Au cœur d’un automne politique chargé, la présidente de la Commission européenne, Ursula von der Leyen, a esquissé mercredi à Bruxelles une nouvelle architecture financière destinée à soutenir l’Ukraine en 2026 et 2027. Une tentative de maintenir le continent dans ce récit historique qu’il n’a pas choisi, mais auquel il ne peut échapper : l’affirmation d’un ordre européen à l’heure où les canons tonnent à l’Est.
Deux voies, aussi ambitieuses que controversées, s’offrent à l’Union : contracter un nouvel emprunt commun — un mot encore tabou dans plusieurs capitales — ou puiser dans les avoirs russes gelés, majoritairement entreposés dans les coffres impressionnants d’Euroclear, à Bruxelles. Les besoins ukrainiens, estimés à 137 milliards d’euros pour les deux prochaines années, exigent un dispositif robuste. La Commission se propose d’en couvrir les deux tiers, soit 90 milliards d’euros, laissant à Londres, Ottawa et Tokyo le soin d’en compléter le dernier étage.
Pour Ursula von der Leyen, l’affaire est stratégique. Il s’agit, dit-elle, de mettre Kyiv « en position de force » dans un éventuel dialogue avec Moscou, en renchérissant les coûts de l’aventure guerrière de Vladimir Poutine. L’Europe, toujours prompte à la nuance, redécouvre soudain les vertus de la pression — ce « langage auquel le Kremlin répond », glisse-t-elle avec une fermeté nouvelle.
Le verrou belge
Mais derrière l’élan affiché se joue un théâtre de prudence, presque un ballet. L’emprunt commun, familier depuis le plan de relance post-Covid, bute sur les réticences de plusieurs États et sur l’opposition catégorique de la Hongrie. Reste alors l’option des avoirs russes, solution que Bruxelles privilégie désormais presque ouvertement.
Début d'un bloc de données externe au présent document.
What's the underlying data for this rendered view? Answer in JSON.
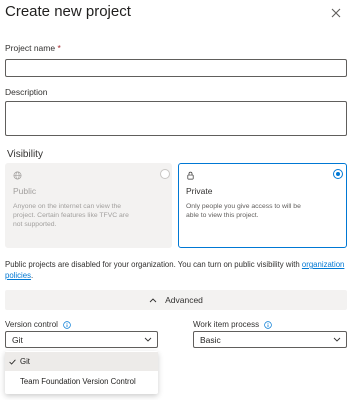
{
  "dialog": {
    "title": "Create new project"
  },
  "form": {
    "project_name_label": "Project name",
    "required_mark": "*",
    "project_name_value": "",
    "description_label": "Description",
    "description_value": ""
  },
  "visibility": {
    "section_label": "Visibility",
    "options": [
      {
        "name": "Public",
        "description": "Anyone on the internet can view the project. Certain features like TFVC are not supported.",
        "icon": "globe-icon",
        "selected": false,
        "disabled": true
      },
      {
        "name": "Private",
        "description": "Only people you give access to will be able to view this project.",
        "icon": "lock-icon",
        "selected": true,
        "disabled": false
      }
    ],
    "note_text": "Public projects are disabled for your organization. You can turn on public visibility with",
    "note_link": "organization policies",
    "note_end": "."
  },
  "advanced": {
    "label": "Advanced",
    "icon": "chevron-up-icon"
  },
  "version_control": {
    "label": "Version control",
    "value": "Git",
    "options": [
      "Git",
      "Team Foundation Version Control"
    ]
  },
  "work_item_process": {
    "label": "Work item process",
    "value": "Basic"
  },
  "colors": {
    "accent": "#0078d4",
    "required": "#a4262c",
    "disabled_card": "#f3f2f1"
  }
}
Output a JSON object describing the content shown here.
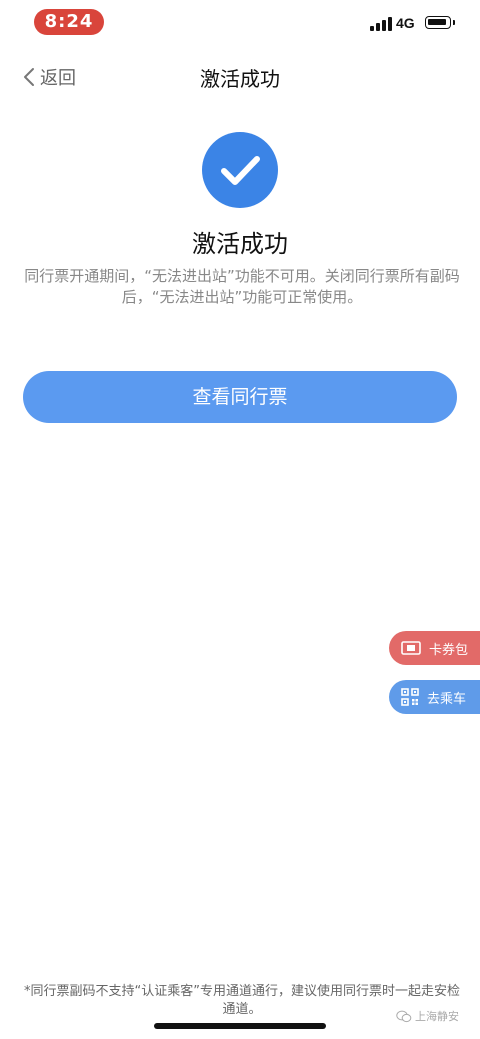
{
  "status_bar": {
    "time": "8:24",
    "network": "4G"
  },
  "nav": {
    "back_label": "返回",
    "title": "激活成功"
  },
  "result": {
    "title": "激活成功",
    "description": "同行票开通期间，“无法进出站”功能不可用。关闭同行票所有副码后，“无法进出站”功能可正常使用。"
  },
  "actions": {
    "view_ticket_label": "查看同行票"
  },
  "floating": {
    "coupon_label": "卡券包",
    "ride_label": "去乘车"
  },
  "footer": {
    "note": "*同行票副码不支持“认证乘客”专用通道通行，建议使用同行票时一起走安检通道。"
  },
  "watermark": {
    "text": "上海静安"
  },
  "colors": {
    "accent": "#3b84e6",
    "primary_button": "#5b9af0",
    "coupon": "#e26a68",
    "ride": "#5f9be9",
    "time_pill": "#d9453b"
  },
  "icons": {
    "back": "chevron-left-icon",
    "success": "check-circle-icon",
    "coupon": "ticket-icon",
    "ride": "qr-code-icon",
    "signal": "signal-icon",
    "battery": "battery-icon"
  }
}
Encore faut-il convaincre la Belgique, paradoxalement devenue le pivot de la question. Car c’est à Bruxelles, au sein de la très feutrée société Euroclear, que dorment quelque 210 milliards d’euros d’actifs russes. Au total, les avoirs gelés en Europe pourraient abonder un ambitieux « prêt de réparation » destiné à stabiliser le budget ukrainien et à alimenter son effort de guerre.
Le ministre belge des Affaires étrangères, Maxime Prévot, n’a pas mâché ses mots. Pour lui, cette voie est « la pire des options », indigne de l’équilibre juridique et financier que la Belgique entend préserver. Il redoute un précédent dangereux, une mise en tension du droit international, et peut-être aussi une prise de risque disproportionnée pour son pays.
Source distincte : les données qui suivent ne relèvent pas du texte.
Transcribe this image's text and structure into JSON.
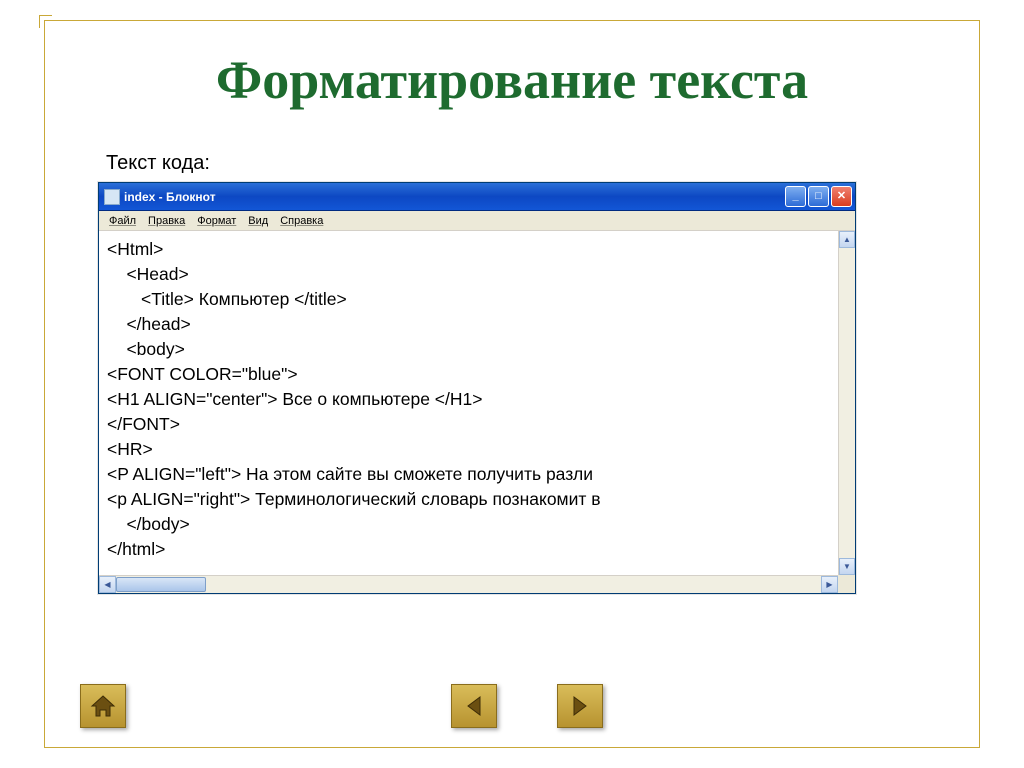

Von der Leyen a tenté de rassurer : mécanisme solide, partage des responsabilités, garanties renforcées. Un vocabulaire technique, mais un effort palpable pour cajoler une Belgique devenue indispensable à la diplomatie financière de l’Union.
L’Europe en balance
Ce nouvel épisode dit beaucoup d’une Europe partagée entre ses réflexes de prudence et la nécessité historique d’assumer un rôle géopolitique plus affirmé. Le soutien à l’Ukraine est devenu, malgré lui, l’aune à laquelle se mesure la cohérence du projet européen. Peut-elle se permettre l’immobilisme ? Peut-elle, inversement, s’aventurer sur des terrains juridiques mouvants ?
Entre les capitales, les doutes s’entrechoquent. L’idée de mobiliser les avoirs russes apparaît audacieuse, presque révolutionnaire pour une Union fondée sur la protection sacrée du droit de propriété. Mais c’est peut-être précisément cette audace que réclame la situation.
À Bruxelles, on aime rappeler que l’histoire accélère parfois plus vite que les procédures. Reste à savoir si les Vingt-Sept sont prêts à courir suffisamment vite pour ne pas en être les spectateurs.